None of the cards the store had really fit my situation. For starters, the syrupy sweet cards with "meaningful" poetry and drawings of flowers just wouldn't work. As my mom would say, "Urp."
There were some amusing cards about Mom taking a well-deserved break that might have applied while the kids were at home, but my mom is retired and the kids are grown. My dad's the one who needs to tell her she deserves a break because he's the only other person in the house.
The cards about now appreciating how tough it must have been to be a mom don't work for me because they're about the shared bond of motherhood now that you have your own kids. Spending 45 minutes a week with preschoolers hardly applies (even if I do have 17 of them at a time).
A lot of the cards are about how awful you were as a kid and needing to make that up to your mom now. I did have a bad bratty phase when I was about ten and probably should have been stranded in the woods without even any breadcrumbs, but for the most part, I think I was a low-maintenance kid.
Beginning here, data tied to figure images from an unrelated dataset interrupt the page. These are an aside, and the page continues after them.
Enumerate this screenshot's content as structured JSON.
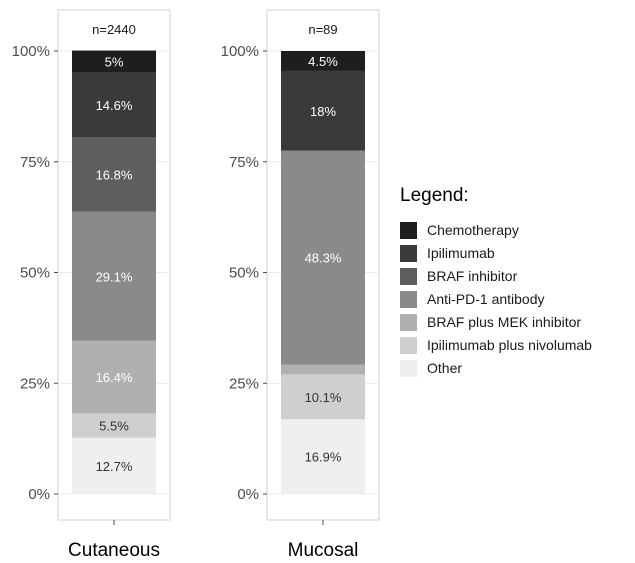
{
  "chart_data": {
    "type": "bar",
    "stacked": true,
    "categories": [
      "Cutaneous",
      "Mucosal"
    ],
    "panel_labels": [
      "n=2440",
      "n=89"
    ],
    "ylim": [
      0,
      100
    ],
    "y_ticks": [
      "0%",
      "25%",
      "50%",
      "75%",
      "100%"
    ],
    "legend_title": "Legend:",
    "legend_position": "right",
    "grid": true,
    "series": [
      {
        "name": "Other",
        "color": "#efefef",
        "label_color": "#333333",
        "values": [
          12.7,
          16.9
        ],
        "labels": [
          "12.7%",
          "16.9%"
        ]
      },
      {
        "name": "Ipilimumab plus nivolumab",
        "color": "#cfcfcf",
        "label_color": "#333333",
        "values": [
          5.5,
          10.1
        ],
        "labels": [
          "5.5%",
          "10.1%"
        ]
      },
      {
        "name": "BRAF plus MEK inhibitor",
        "color": "#b0b0b0",
        "label_color": "#ffffff",
        "values": [
          16.4,
          2.2
        ],
        "labels": [
          "16.4%",
          ""
        ]
      },
      {
        "name": "Anti-PD-1 antibody",
        "color": "#8a8a8a",
        "label_color": "#ffffff",
        "values": [
          29.1,
          48.3
        ],
        "labels": [
          "29.1%",
          "48.3%"
        ]
      },
      {
        "name": "BRAF inhibitor",
        "color": "#5e5e5e",
        "label_color": "#ffffff",
        "values": [
          16.8,
          0
        ],
        "labels": [
          "16.8%",
          ""
        ]
      },
      {
        "name": "Ipilimumab",
        "color": "#3a3a3a",
        "label_color": "#ffffff",
        "values": [
          14.6,
          18.0
        ],
        "labels": [
          "14.6%",
          "18%"
        ]
      },
      {
        "name": "Chemotherapy",
        "color": "#1e1e1e",
        "label_color": "#ffffff",
        "values": [
          5.0,
          4.5
        ],
        "labels": [
          "5%",
          "4.5%"
        ]
      }
    ],
    "legend_order": [
      "Chemotherapy",
      "Ipilimumab",
      "BRAF inhibitor",
      "Anti-PD-1 antibody",
      "BRAF plus MEK inhibitor",
      "Ipilimumab plus nivolumab",
      "Other"
    ]
  }
}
I did my homework, made straight As, practiced my band instrument, didn't spend that much time on the phone, didn't stay out late, didn't run with a bad crowd, didn't go through a rebellious teenager phase and didn't get into trouble. I don't think I'm responsible for that many gray hairs.
A lot of the cards meant for adult daughters to send their moms are based on the idea of what mom taught and how your relationship has transitioned to a friendship, and I like that concept, except that all of the cards seem to express that through shopping or shoes (or shopping for shoes). Newsflash: women can do other things. I'm not opposed to recreational shopping (though I haven't done it for anything other than books in ages), but that's definitely not anything I learned from my mom, who hates to shop for things other than books.
What I need is a card about a mom who started the geeky indoctrination early by watching the original Star Trek with me when I was an infant, who took me to all the Disney fairy tale movies and gave me books of fairy tales, who introduced me to Broadway musicals and who gave me my first Narnia book. We're more likely to watch Firefly or Doctor Who together than to go shopping. Our conversations are more about this week's episode of Grimm or the last Terry Pratchett book we read than about shoes.
So, what we need is a line of cards that expresses that kind of sentiment. Ditto for Father's Day, though in that case it would be about my dad dragging me to see Star Wars, Star Trek the Motion Picture, the original Battlestar Galactica pilot (it was released as a big-screen movie overseas) and Raiders of the Lost Ark. We also need birthday cards for geeky friends. Instead of stuff about shoe shopping and drinking martinis, we need cards about Firefly marathons and seeing movies on opening weekends. It's really difficult to find birthday cards for female friends that celebrate female friendship in some way other than buying shoes together. Forget about finding a card that's appropriate for a woman to give a platonic male friend. All the cards aimed at men seem to be about beer and sexy women -- unless they're about getting old. It does seem like platonic male/female friendships are more common in the geek world, perhaps because a lot of geeky interests are stereotypically "male" and geek girls grow up hanging out with guys because those are the people they have more in common with. Hallmark doesn't seem to acknowledge that men and women might be friends and might not want to give each other cards laden with innuendo, though.
I bet cards for geeks would sell really well at conventions -- unless geeks are more inclined to just send e-cards and have forgotten how to use postal mail. For special occasions, I do like to send or give a real, physical card, though, and the right card is very hard to find.